Monday, July 20, 2015

Bully At The Helm By Don Loprieno

Bully At The Helm

Travel on public carriers is safer today than driving in traffic because those piloting the aircraft or guiding the ocean liner are trained professionals who have demonstrated experience and good judgment. That’s a good thing, but what about the ship of state? What if the captain is vindictive, petulant, and infantile? Even worse, what if there’s a bully at the helm?
If this was only a metaphorical vessel, any comparison it makes could be sloughed off as simply a figure of speech, but, unfortunately, when it comes to the Pine Tree state, it’s all too real.
The captain of our ship has been at war with the crew, with the result that what should be a unified, cooperative command has deteriorated into a divisive, contentious group constantly at odds with each other so that what should have been a smooth journey has become a troubling and uncertain voyage.
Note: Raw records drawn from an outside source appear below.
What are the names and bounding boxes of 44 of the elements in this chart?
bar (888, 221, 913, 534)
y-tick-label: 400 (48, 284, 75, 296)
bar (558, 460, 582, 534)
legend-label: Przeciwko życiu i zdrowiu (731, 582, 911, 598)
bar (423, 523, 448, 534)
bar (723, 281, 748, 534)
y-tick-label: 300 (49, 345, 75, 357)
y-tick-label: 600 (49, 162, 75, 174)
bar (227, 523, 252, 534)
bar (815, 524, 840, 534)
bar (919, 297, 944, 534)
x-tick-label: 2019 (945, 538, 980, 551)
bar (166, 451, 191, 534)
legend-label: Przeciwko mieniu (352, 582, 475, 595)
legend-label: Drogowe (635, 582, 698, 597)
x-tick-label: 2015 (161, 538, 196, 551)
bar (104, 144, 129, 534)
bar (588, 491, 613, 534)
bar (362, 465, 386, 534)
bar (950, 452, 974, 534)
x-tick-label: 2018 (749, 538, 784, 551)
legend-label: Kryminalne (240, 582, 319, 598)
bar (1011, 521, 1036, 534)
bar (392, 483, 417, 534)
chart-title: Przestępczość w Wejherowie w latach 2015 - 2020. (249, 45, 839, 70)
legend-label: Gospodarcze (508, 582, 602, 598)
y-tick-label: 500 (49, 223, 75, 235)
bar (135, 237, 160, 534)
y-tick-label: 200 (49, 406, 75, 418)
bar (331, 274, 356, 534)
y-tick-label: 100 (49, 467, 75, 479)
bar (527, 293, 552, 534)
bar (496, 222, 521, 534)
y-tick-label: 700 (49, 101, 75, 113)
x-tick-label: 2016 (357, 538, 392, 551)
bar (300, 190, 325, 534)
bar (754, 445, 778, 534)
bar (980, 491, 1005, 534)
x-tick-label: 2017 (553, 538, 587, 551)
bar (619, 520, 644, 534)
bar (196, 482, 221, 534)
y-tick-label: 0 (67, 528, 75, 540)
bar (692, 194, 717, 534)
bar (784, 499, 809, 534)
The direction of the ship is no longer predictable or assured. In fact, it may run aground or even be scuttled, thanks to an increasingly apparent lack of leadership at the wheel. The Captain may literally be in over his head, and those on board may seriously consider a sink or swim scenario.
This shadow persona is, of course, Governor Paul LePage- the man whose gaffes and intemperate remarks have made our state the laughing stock of the national media, except for the undeniable fact that what he’s done isn’t funny, from publicly insulting those who disagree with him, to holding hostage bonds that were approved by voters, and, most recently, to blatantly interfering with the right of institutions to hire whom they please by threatening to withhold public funds. Under him, the voyage charted by the ship of state should have been one of safe passage – instead, it’s headed for the rocks.
The governor has even targeted helpless animals because, even though LD 335 (the so-called puppy mill bill) was amended, endlessly debated and voted on, and finally passed by both house and senate, he vetoed it because it was sponsored by a democrat, which, in his mind,was reason enough to oppose it. An attempt to override his veto failed by 64 votes in the house, 59 of them cast by Republicans on the grounds that ending puppy mills in Maine would be ‘bad for business’ – the same argument that the party of Lincoln has always used to oppose progress in the past, from ending child labor to providing a minimum wage to lowering the work week to a mere forty hours. 
Now those who will suffer the wrath of the governor’s political vendetta are the adult dogs who breed many of the puppies who stare out at passing humans in a pet store, hoping for the love and affection they need and deserve.
At least the puppies (and kittens too) will have a chance at a better life, which is more than can be said for their animal parents who, for the profit they bring, have been turned into breeding machines. As one recent editorial eloquently expressed it, “instead of a loving home, they got a lifetime in a small box. They are unwilling participants in the large-scale breeding industry, and the victims of loose laws and lax oversight”
Maine residents were not able to affect puppy mills that exist in other states, nor could they have allocated more resources to increase federal enforcement. However, they could have kept these “puppy mill” puppies from being sold here – and with all the small, reputable breeders out there, and all the dogs available for adoption from overcrowded shelters, there was no rationale not to do exactly that, especially with all the overwhelming public support in favor of LD 335.
Now a hard won opportunity to end cruelty that animal slavery promotes and make the world – or our part of it – a little more humane is gone, at least for the time being. Why? Because the leadership and mature judgment we look for in the state’s highest elected official is sorely lacking. Instead what we have is a sand box mentality that lashes out in what has now become is a very predictable pattern of outrageous reactions to any perceived difference of opinion. That, in turn, creates discord and division instead of civility and reasoned discussion, undermining any attempt at effective government. It’s behavior that most citizens have unfortunately come to expect from the current occupant of Blaine House.
If the governor were a ship’s captain, there might well be talk of mutiny. Now there’s a thought.